Ses personnages exhibant fièrement leurs attributs sexuels, mais l’érotisme omniprésent n’est jamais vulgaire et devient même mutin et espiègle, tandis que les imperfections dont il dote ces femmes les rendent profondément humaines et ancrées dans des histoires uniques. Tout récemment, il s’est surpris lui-même à dessiner un homme qui s’est immiscé de manière très naturelle au milieu cette gente féminine. D’observateur, David Jacot est finalement devenu acteur de sa vie et de ses dessins grâce à l’amour qu’il a rencontré dans son existence.Les matières parcheminées et les teintes que Lucia Masu utilise dans ses œuvres renvoient immédiatement à la peau. Pour renforcer cette sensation, elle perfore les surfaces en y soufflant du pigment pourpre, comme on le faisait pendant la Renaissance italienne pour reporter les dessins du carton au mur avec la technique dite du spolvero. La représentation du corps est au centre de ses dessins, un corps ligaturé et malmené, arc-bouté dans des positions extrêmes, contraint dans des espaces limités, entravé par des fils et des bandes de tissu. L’harmonie des postures acrobatiques empruntées au yoga s’oppose aux limites qui sont imposées aux membres, comme pour illustrer la difficulté qu’il y a aujourd’hui à s’épanouir dans une société occidentale toute-puissante contre laquelle l’inertie semble la seule opposition possible.

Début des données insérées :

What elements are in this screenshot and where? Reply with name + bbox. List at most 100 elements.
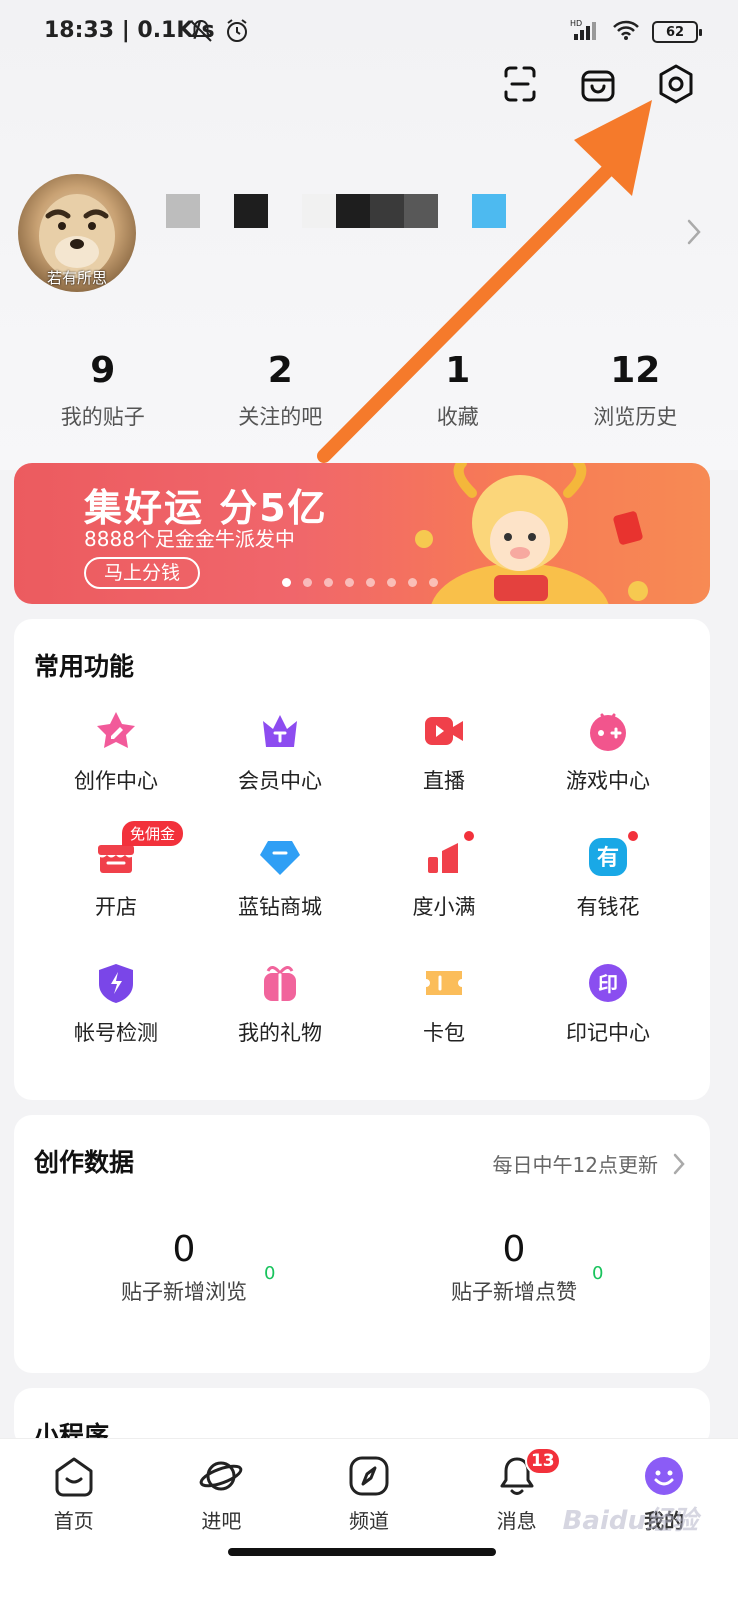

Dans d’autres réalisations, l’artiste zoome sur une partie du physique, un pied, une main, un nombril qui, agrandis à l’extrême, deviennent des éléments universels, des métaphores de l’individu dans lesquelles chacun peut se raconter son histoire. Par le travail de perforation de la surface, Lucia Masu crée un lien entre l’intime et le monde extérieur, touche au rituel et à la mémoire, celle que concrétise la trace de l’existence sur la peau. La représentation du nombril traduit également ce lien qui se fait entre l’origine prénatale et le départ vers le monde extérieur par la coupure du cordon ombilical. Tout son travail se concentre ainsi sur l’essence même de l’existence humaine, sa précieuse fragilité qui en fait toute la force créatrice.